# Middle name for Raina??



## Starkette

Okay, the hubs and I have narrowed it down to two name possibilities and we LOVE LOVE LOVE both of them. :wacko: The only issue is that one of the names, Raina, doesn't have a middle name to go with it. 

Now, I'm pretty darn picky about the middle name. I like (as most people do now-a-days) unique but not odd names. Ones that are not made-up, but also no heard a lot. I'm willing, however, to go a little more traditional if the name is perfect. Example: You'll see Charlotte and Juliet below as "almost" perfect....but there was something missing from them. 

Here are ones we like, but aren't quite the "perfect" combo:

Raina Charlotte
Raina Arielle
Raina Juliet
Raina Noelle

Last name is Stark.

The other name we have chosen is Ivy Violet. We don't want to use either of those for Raina.

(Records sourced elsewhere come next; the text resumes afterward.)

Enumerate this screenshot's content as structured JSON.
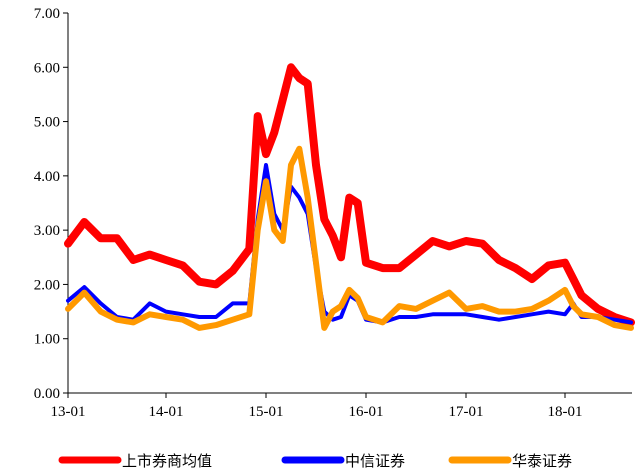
{
  "chart_data": {
    "type": "line",
    "title": "",
    "xlabel": "",
    "ylabel": "",
    "ylim": [
      0,
      7
    ],
    "y_ticks": [
      "0.00",
      "1.00",
      "2.00",
      "3.00",
      "4.00",
      "5.00",
      "6.00",
      "7.00"
    ],
    "x_ticks": [
      "13-01",
      "14-01",
      "15-01",
      "16-01",
      "17-01",
      "18-01"
    ],
    "x_range": [
      "2013-01",
      "2018-09"
    ],
    "grid": false,
    "legend_position": "bottom",
    "series": [
      {
        "name": "上市券商均值",
        "color": "#ff0000",
        "x": [
          "2013-01",
          "2013-03",
          "2013-05",
          "2013-07",
          "2013-09",
          "2013-11",
          "2014-01",
          "2014-03",
          "2014-05",
          "2014-07",
          "2014-09",
          "2014-11",
          "2014-12",
          "2015-01",
          "2015-02",
          "2015-03",
          "2015-04",
          "2015-05",
          "2015-06",
          "2015-07",
          "2015-08",
          "2015-09",
          "2015-10",
          "2015-11",
          "2015-12",
          "2016-01",
          "2016-03",
          "2016-05",
          "2016-07",
          "2016-09",
          "2016-11",
          "2017-01",
          "2017-03",
          "2017-05",
          "2017-07",
          "2017-09",
          "2017-11",
          "2018-01",
          "2018-02",
          "2018-03",
          "2018-05",
          "2018-07",
          "2018-09"
        ],
        "values": [
          2.75,
          3.15,
          2.85,
          2.85,
          2.45,
          2.55,
          2.45,
          2.35,
          2.05,
          2.0,
          2.25,
          2.65,
          5.1,
          4.4,
          4.8,
          5.4,
          6.0,
          5.8,
          5.7,
          4.2,
          3.2,
          2.9,
          2.5,
          3.6,
          3.5,
          2.4,
          2.3,
          2.3,
          2.55,
          2.8,
          2.7,
          2.8,
          2.75,
          2.45,
          2.3,
          2.1,
          2.35,
          2.4,
          2.1,
          1.8,
          1.55,
          1.4,
          1.3
        ]
      },
      {
        "name": "中信证券",
        "color": "#0000ff",
        "x": [
          "2013-01",
          "2013-03",
          "2013-05",
          "2013-07",
          "2013-09",
          "2013-11",
          "2014-01",
          "2014-03",
          "2014-05",
          "2014-07",
          "2014-09",
          "2014-11",
          "2014-12",
          "2015-01",
          "2015-02",
          "2015-03",
          "2015-04",
          "2015-05",
          "2015-06",
          "2015-07",
          "2015-08",
          "2015-09",
          "2015-10",
          "2015-11",
          "2015-12",
          "2016-01",
          "2016-03",
          "2016-05",
          "2016-07",
          "2016-09",
          "2016-11",
          "2017-01",
          "2017-03",
          "2017-05",
          "2017-07",
          "2017-09",
          "2017-11",
          "2018-01",
          "2018-02",
          "2018-03",
          "2018-05",
          "2018-07",
          "2018-09"
        ],
        "values": [
          1.7,
          1.95,
          1.65,
          1.4,
          1.35,
          1.65,
          1.5,
          1.45,
          1.4,
          1.4,
          1.65,
          1.65,
          3.2,
          4.2,
          3.3,
          3.0,
          3.8,
          3.6,
          3.3,
          2.3,
          1.5,
          1.35,
          1.4,
          1.8,
          1.7,
          1.35,
          1.3,
          1.4,
          1.4,
          1.45,
          1.45,
          1.45,
          1.4,
          1.35,
          1.4,
          1.45,
          1.5,
          1.45,
          1.65,
          1.4,
          1.4,
          1.35,
          1.3
        ]
      },
      {
        "name": "华泰证券",
        "color": "#ff9900",
        "x": [
          "2013-01",
          "2013-03",
          "2013-05",
          "2013-07",
          "2013-09",
          "2013-11",
          "2014-01",
          "2014-03",
          "2014-05",
          "2014-07",
          "2014-09",
          "2014-11",
          "2014-12",
          "2015-01",
          "2015-02",
          "2015-03",
          "2015-04",
          "2015-05",
          "2015-06",
          "2015-07",
          "2015-08",
          "2015-09",
          "2015-10",
          "2015-11",
          "2015-12",
          "2016-01",
          "2016-03",
          "2016-05",
          "2016-07",
          "2016-09",
          "2016-11",
          "2017-01",
          "2017-03",
          "2017-05",
          "2017-07",
          "2017-09",
          "2017-11",
          "2018-01",
          "2018-02",
          "2018-03",
          "2018-05",
          "2018-07",
          "2018-09"
        ],
        "values": [
          1.55,
          1.85,
          1.5,
          1.35,
          1.3,
          1.45,
          1.4,
          1.35,
          1.2,
          1.25,
          1.35,
          1.45,
          3.0,
          3.9,
          3.0,
          2.8,
          4.2,
          4.5,
          3.6,
          2.4,
          1.2,
          1.5,
          1.6,
          1.9,
          1.75,
          1.4,
          1.3,
          1.6,
          1.55,
          1.7,
          1.85,
          1.55,
          1.6,
          1.5,
          1.5,
          1.55,
          1.7,
          1.9,
          1.6,
          1.45,
          1.4,
          1.25,
          1.2
        ]
      }
    ]
  }
}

Any suggestions would be SUPER helpful!! I'm so tired of google and nameberry searches. Maybe one of you gals can inspire me! :flower:


----------



## MrsPeacock13

Raina Felicity is the first thing that came to mind.


----------



## JJKCB

Raina Aura
Raina Lyla
Raina Joanne
Raina maisie
Raina lois
Raina Belle
Raina Kay


----------



## Sapphire83

From your list, I like Raina Juliet best. A few more suggestions would be:

Lillian
Madeleine
Beatrice
Pauline
Valerie
Hazel


----------



## steph.

Raina Marie
Raine Gabrielle

Though I think none sound as good as Ivy Violet. That name is just beautiful.


----------



## Dream.dream

My thought was Raina Ilene , or Raina Elizabeth


----------



## GingerPanda

Raina Annette was the first to my mind. I think Raina Annette Stark really flows.


----------



## xjesx

I love Raina Noelle Stark.


----------



## Dime Cuando

Raina Sophia
Raina Olivia 
Raina Fay
Raina Noelia


----------



## LaraJJ

Raina Liana
Raina Beth 
Raina Esther 
Raina Faith
Raina Iris
Raina Jude


----------



## Cheska

Raina auralie
Raina Aubrey


----------



## Starkette

So many great suggestions!! I will have to run a couple by the hubs. 

What about Raina Lily?


----------